In the world of software development, not many voices are as certain and as distinct as that of Asiru Erioluwa.
A top rated software engineer with a profound expertise in distributed systems, Erioluwa combines a unique blend of low-level practicality and high-level vision.
Recently, his focus has shifted toward one problem that ails even the best-optimized systems: data gravity.
It is a word that emerged in the early 2010s and is used to speak of the way programs and services become drawn to ever greater amounts of data, a planet attracting objects into orbit.
For monoliths, this had been an observed pattern, one that all too typically resulted in coupling and less agility. For microservices, however, with independence and modularity as objectives, the problem that ensues is more nuanced and more pernicious.
“Microservices provide you with independence but tend to end up relying on a single source of truth,” according to Erioluwa. “And that truth is within a monolithic database.”
It starts innocently: one or more services share a common database for the convenience of synchronization in real-time or for legacy circumstances.
More and more services get added along the way, reading and writing the same stores.
Soon, these services become monolithically coupled to the database. Integration tightens up, deployments get more synchronized, and failures become more coincidental. What should have remained a set of standalone services becomes a monolithically-coupled batchโoperationally distinct, perhaps, but architecturally indistinguishable from a monolith.
Erioluwa does not dawdle over theory. Her conclusions result from having led high-impact engineering teams that have already weathered these waters.
She has lived the consequences of fuzzy data ownership when the allure of “just plug into the same DB” prevails over long-term design principles.
And she has helped teams get themselves out of the hole they’ve dug themselves into, reinserting boundaries into services not in ivory-tower abstractions but through laborious redesign of data flows and ownership.
One of her responsibilities involved untangling a microservices architecture with nearly all the services coupled tightly against a monolithic PostgreSQL database.
The performance issues pervasively filled the system. Schema changes had to be performed with precision for fear of causing a cascade of failures.
Erioluwaโs approach was meticulous: implement true data ownership, decentralize storage responsibly, and scale with asynchronous messaging when consistency might be relaxed. It wasnโt glamorous.
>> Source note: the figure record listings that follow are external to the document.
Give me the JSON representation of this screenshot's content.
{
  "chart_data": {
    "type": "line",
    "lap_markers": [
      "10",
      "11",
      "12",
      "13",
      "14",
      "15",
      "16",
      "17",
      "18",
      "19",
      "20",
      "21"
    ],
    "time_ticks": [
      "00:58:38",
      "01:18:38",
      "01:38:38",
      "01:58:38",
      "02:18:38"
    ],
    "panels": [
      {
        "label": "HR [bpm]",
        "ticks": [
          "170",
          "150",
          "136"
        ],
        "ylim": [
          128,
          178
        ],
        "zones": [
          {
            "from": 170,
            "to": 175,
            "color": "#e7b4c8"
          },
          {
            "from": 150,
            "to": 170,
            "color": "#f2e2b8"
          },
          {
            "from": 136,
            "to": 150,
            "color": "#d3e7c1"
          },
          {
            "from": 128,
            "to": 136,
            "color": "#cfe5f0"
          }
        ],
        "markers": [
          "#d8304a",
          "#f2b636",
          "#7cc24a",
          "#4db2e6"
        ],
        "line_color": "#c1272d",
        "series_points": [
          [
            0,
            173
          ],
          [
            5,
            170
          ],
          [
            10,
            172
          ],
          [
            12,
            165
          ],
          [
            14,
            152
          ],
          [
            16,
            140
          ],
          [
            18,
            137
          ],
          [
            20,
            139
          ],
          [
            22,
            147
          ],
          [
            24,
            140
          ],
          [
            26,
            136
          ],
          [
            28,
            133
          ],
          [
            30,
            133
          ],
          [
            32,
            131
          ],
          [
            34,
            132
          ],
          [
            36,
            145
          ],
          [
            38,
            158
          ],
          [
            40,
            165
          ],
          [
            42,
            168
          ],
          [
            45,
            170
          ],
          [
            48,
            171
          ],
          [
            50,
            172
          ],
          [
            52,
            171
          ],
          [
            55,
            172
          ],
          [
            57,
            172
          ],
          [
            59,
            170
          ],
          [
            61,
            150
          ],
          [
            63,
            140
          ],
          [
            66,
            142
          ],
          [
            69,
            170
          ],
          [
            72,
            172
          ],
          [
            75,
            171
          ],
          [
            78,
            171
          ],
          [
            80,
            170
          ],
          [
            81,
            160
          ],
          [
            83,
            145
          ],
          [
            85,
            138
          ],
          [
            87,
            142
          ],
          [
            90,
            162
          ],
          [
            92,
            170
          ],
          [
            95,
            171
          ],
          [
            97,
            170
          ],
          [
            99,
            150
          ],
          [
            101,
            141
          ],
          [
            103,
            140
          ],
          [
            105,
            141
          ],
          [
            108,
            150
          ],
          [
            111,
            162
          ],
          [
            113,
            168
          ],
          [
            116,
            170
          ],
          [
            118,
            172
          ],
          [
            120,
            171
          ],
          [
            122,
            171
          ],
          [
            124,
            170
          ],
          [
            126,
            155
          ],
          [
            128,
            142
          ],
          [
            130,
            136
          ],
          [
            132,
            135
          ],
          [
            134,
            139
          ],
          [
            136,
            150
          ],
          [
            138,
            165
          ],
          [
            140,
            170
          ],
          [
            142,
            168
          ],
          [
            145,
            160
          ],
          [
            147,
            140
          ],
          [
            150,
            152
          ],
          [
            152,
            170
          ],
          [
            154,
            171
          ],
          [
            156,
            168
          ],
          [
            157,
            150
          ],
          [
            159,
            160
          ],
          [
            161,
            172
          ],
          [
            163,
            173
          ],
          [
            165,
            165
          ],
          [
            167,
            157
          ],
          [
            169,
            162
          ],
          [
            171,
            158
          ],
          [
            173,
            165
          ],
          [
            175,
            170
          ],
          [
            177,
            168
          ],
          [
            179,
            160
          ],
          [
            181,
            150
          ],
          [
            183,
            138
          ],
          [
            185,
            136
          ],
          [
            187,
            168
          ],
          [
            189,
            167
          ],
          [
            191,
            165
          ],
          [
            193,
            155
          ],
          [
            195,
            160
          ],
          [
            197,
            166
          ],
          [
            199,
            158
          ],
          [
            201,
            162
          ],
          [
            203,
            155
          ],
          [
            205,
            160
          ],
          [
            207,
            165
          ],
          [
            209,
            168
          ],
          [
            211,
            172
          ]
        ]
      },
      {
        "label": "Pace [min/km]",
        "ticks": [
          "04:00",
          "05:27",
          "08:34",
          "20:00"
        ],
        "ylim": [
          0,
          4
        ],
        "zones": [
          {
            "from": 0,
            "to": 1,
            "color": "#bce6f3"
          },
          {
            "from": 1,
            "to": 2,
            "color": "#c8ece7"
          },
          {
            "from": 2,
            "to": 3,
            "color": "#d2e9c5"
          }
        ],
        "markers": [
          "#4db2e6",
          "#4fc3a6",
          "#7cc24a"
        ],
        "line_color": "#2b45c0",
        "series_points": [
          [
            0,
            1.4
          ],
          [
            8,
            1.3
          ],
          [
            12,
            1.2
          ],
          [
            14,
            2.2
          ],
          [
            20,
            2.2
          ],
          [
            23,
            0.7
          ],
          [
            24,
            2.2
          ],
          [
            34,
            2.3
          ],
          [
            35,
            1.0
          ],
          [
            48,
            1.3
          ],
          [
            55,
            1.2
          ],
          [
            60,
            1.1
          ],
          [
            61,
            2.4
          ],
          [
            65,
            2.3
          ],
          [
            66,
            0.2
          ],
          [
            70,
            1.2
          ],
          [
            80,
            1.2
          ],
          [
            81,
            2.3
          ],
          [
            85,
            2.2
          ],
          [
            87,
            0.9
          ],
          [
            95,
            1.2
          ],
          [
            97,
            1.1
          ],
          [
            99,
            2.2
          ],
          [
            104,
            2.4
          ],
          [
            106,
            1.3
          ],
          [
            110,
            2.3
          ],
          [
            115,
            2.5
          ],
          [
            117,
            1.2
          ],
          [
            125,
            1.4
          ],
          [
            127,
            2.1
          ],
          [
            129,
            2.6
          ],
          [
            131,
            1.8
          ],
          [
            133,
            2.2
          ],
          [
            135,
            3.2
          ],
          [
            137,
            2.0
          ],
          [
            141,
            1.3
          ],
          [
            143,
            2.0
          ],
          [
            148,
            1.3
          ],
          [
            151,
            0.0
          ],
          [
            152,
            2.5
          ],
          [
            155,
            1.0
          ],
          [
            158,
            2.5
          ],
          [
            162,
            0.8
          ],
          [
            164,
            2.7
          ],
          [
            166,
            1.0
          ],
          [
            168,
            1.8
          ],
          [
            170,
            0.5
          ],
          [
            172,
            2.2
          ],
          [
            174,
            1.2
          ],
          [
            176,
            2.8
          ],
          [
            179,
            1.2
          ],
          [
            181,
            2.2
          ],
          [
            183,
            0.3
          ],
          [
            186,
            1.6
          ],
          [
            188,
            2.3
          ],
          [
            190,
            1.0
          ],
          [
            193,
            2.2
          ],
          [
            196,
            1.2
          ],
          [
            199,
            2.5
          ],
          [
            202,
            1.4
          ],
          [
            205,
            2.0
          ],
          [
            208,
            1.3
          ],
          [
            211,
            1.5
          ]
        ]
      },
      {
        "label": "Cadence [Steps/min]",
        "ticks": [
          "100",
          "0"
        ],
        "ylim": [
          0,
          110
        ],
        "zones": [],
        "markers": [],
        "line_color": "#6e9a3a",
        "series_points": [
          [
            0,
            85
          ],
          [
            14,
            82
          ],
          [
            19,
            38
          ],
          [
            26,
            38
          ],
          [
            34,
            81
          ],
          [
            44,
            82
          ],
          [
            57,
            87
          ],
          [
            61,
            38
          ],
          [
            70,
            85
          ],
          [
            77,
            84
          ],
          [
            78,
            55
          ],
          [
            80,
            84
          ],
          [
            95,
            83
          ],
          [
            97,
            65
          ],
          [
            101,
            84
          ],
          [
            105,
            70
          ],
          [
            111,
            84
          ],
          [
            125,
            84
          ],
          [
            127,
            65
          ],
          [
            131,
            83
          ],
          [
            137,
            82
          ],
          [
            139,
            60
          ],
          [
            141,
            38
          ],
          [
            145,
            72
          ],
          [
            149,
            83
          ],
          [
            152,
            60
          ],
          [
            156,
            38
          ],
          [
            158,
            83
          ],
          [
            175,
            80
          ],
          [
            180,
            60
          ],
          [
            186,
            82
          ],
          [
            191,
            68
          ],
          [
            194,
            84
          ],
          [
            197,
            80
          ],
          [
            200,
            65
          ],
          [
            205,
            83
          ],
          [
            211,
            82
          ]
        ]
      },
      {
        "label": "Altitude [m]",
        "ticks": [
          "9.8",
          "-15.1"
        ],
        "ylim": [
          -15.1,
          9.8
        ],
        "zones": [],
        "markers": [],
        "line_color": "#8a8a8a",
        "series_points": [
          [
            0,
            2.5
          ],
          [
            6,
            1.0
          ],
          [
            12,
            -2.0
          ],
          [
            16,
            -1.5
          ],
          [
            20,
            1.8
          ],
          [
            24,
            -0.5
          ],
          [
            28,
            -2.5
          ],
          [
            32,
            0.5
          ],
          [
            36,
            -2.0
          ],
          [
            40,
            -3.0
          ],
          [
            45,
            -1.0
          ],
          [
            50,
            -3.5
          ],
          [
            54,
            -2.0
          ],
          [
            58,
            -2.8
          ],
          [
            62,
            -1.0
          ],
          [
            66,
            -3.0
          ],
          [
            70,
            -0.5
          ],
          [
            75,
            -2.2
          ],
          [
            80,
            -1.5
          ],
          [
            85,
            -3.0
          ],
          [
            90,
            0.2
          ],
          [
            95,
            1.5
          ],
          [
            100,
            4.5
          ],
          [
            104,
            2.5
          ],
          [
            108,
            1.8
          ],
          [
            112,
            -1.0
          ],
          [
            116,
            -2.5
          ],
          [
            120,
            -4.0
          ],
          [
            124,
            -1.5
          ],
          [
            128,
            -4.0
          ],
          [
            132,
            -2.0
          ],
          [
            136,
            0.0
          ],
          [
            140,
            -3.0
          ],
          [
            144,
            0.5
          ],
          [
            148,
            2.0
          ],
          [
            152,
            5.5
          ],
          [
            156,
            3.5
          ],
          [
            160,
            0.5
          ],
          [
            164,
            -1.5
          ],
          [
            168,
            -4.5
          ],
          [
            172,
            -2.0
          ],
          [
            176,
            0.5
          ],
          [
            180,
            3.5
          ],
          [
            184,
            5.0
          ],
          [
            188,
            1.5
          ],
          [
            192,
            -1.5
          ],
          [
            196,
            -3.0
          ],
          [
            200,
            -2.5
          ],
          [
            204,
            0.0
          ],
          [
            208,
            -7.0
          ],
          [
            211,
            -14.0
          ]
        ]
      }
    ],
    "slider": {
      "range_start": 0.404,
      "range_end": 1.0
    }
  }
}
“It worked. Data gravity is not a negative thing,” she says. “You just need to recognize when it is warping your architecture. If your services rely on querying a central database before they get started, they’re not services. They’re clients.”
She indicates that it does not mean being event-driven or that it is adopting the newest technology. It means that one has to learn about trade-offs.
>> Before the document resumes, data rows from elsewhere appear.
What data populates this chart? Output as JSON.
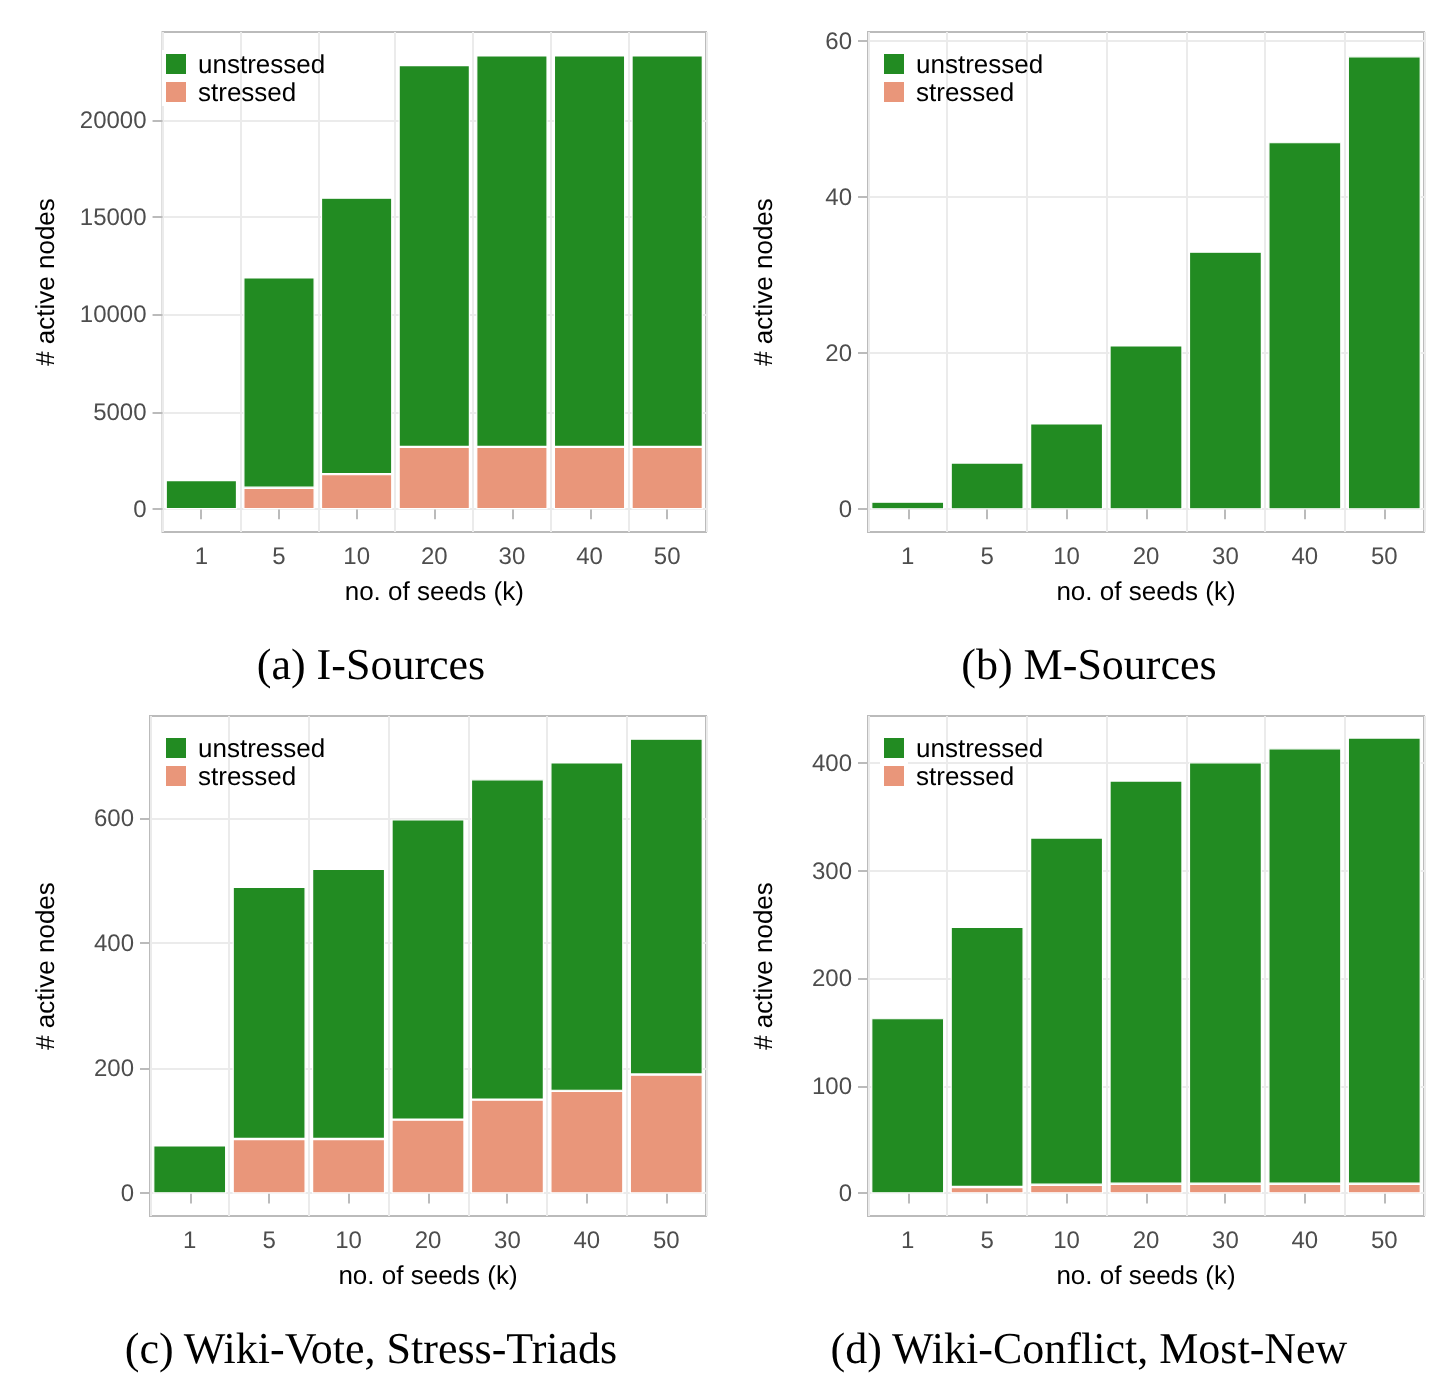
{
  "chart_data": [
    {
      "type": "bar",
      "title": "(a) I-Sources",
      "xlabel": "no. of seeds (k)",
      "ylabel": "# active nodes",
      "categories": [
        "1",
        "5",
        "10",
        "20",
        "30",
        "40",
        "50"
      ],
      "stacked": true,
      "series": [
        {
          "name": "stressed",
          "color": "#e9967a",
          "values": [
            null,
            1100,
            1800,
            3200,
            3200,
            3200,
            3200
          ]
        },
        {
          "name": "unstressed",
          "color": "#228b22",
          "values": [
            1500,
            10800,
            14200,
            19600,
            20100,
            20100,
            20100
          ]
        }
      ],
      "ylim": [
        -1170,
        24500
      ],
      "yticks": [
        0,
        5000,
        10000,
        15000,
        20000
      ],
      "grid": true,
      "legend": "top left"
    },
    {
      "type": "bar",
      "title": "(b) M-Sources",
      "xlabel": "no. of seeds (k)",
      "ylabel": "# active nodes",
      "categories": [
        "1",
        "5",
        "10",
        "20",
        "30",
        "40",
        "50"
      ],
      "stacked": true,
      "series": [
        {
          "name": "stressed",
          "color": "#e9967a",
          "values": [
            null,
            null,
            null,
            null,
            null,
            null,
            null
          ]
        },
        {
          "name": "unstressed",
          "color": "#228b22",
          "values": [
            1,
            6,
            11,
            21,
            33,
            47,
            58
          ]
        }
      ],
      "ylim": [
        -2.9,
        61.1
      ],
      "yticks": [
        0,
        20,
        40,
        60
      ],
      "grid": true,
      "legend": "top left"
    },
    {
      "type": "bar",
      "title": "(c) Wiki-Vote, Stress-Triads",
      "xlabel": "no. of seeds (k)",
      "ylabel": "# active nodes",
      "categories": [
        "1",
        "5",
        "10",
        "20",
        "30",
        "40",
        "50"
      ],
      "stacked": true,
      "series": [
        {
          "name": "stressed",
          "color": "#e9967a",
          "values": [
            null,
            87,
            87,
            118,
            150,
            164,
            190
          ]
        },
        {
          "name": "unstressed",
          "color": "#228b22",
          "values": [
            77,
            403,
            432,
            480,
            512,
            525,
            537
          ]
        }
      ],
      "ylim": [
        -36,
        763
      ],
      "yticks": [
        0,
        200,
        400,
        600
      ],
      "grid": true,
      "legend": "top left"
    },
    {
      "type": "bar",
      "title": "(d) Wiki-Conflict, Most-New",
      "xlabel": "no. of seeds (k)",
      "ylabel": "# active nodes",
      "categories": [
        "1",
        "5",
        "10",
        "20",
        "30",
        "40",
        "50"
      ],
      "stacked": true,
      "series": [
        {
          "name": "stressed",
          "color": "#e9967a",
          "values": [
            null,
            6,
            8,
            9,
            9,
            9,
            9
          ]
        },
        {
          "name": "unstressed",
          "color": "#228b22",
          "values": [
            163,
            242,
            323,
            375,
            392,
            405,
            415
          ]
        }
      ],
      "ylim": [
        -21,
        444
      ],
      "yticks": [
        0,
        100,
        200,
        300,
        400
      ],
      "grid": true,
      "legend": "top left"
    }
  ]
}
Accepting the cost of eventual consistency for independence. Being a thoughtful steward of the boundaries between services. And giving up convenience today for tomorrow’s maintainability.
Peers describes Erioluwa as a practical engineer who does not go with the trend but challenges the assumptions behind it instead.
She is a reminder that microservices cannot be a panacea. Lacking discipline and rigor of architecture, they will reproduce the same problems they aimed to solve, but with added complexity.
As the topic of modern software architecture comes of age, people like Asiru Erioluwa are priceless. Not merely does she preach good practice, but she lives it.
And in the process, she keeps teams grounded even when they’re dealing with the complex realms of distributed systems.